I ease myself onto the edge of the bed. The sheets are rumpled, carrying the imprint of my body, the scene of my undoing. I should feel fury. Rage. But all I feel is a dull confusion, a feeling that something fundamental has shifted. Not just in me, but in him.
Because he stopped.
He stopped.
Why?
I hug my arms around myself, trying to process this anomaly. It was as if two separate men were in this room. The one who whipped me beyond my limits, and the one who ceased the moment I finally broke.
The only explanation is so alarming I can barely allow the thought to form: my genuine distress affected him.

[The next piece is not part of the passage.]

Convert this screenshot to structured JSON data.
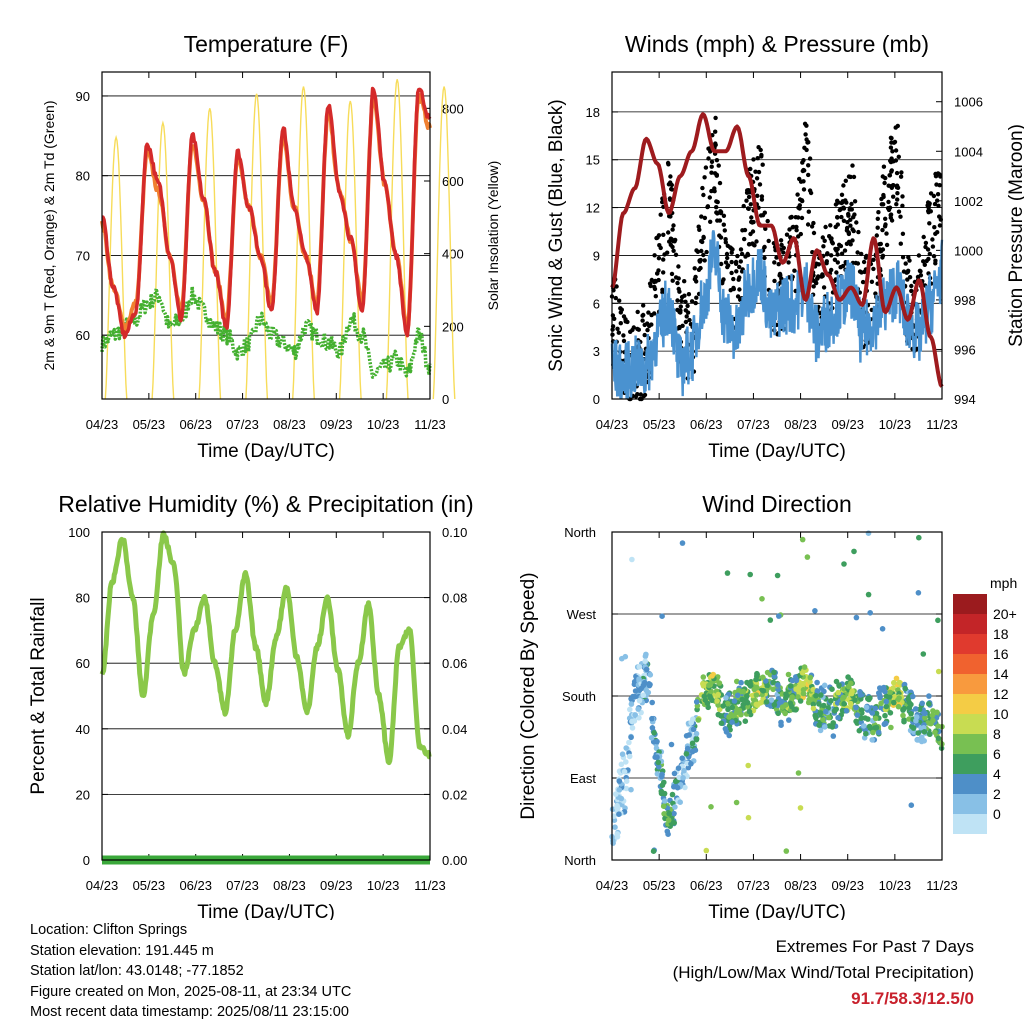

No, that can’t be correct. Nico Varela doesn’t care about the suffering of others. He uses it, measures it, applies it with clinical accuracy. He isn’t capable of empathy.
Is he?
I search my memory for evidence. The way he reacted when I dressed his wounds after Moretti’s assault. The raw exposure when fever lowered his defenses, showing the trauma of his parents’ murder. The look in his eyes after we were intimate at Alessandro’s estate.
There have been glimpses. Cracks in the armor of the brutal crime lord. Moments where something almost human showed through.
And now this. Stopping when he had me exactly where he wanted me.
Lightning flashes again, nearer this time, followed by a rumble of thunder that vibrates through the yacht.
If he is capable of mercy, if my suffering affects him, then he is not the monster I have constructed in my mind. Not entirely. And if that’s true, everything becomes more complicated.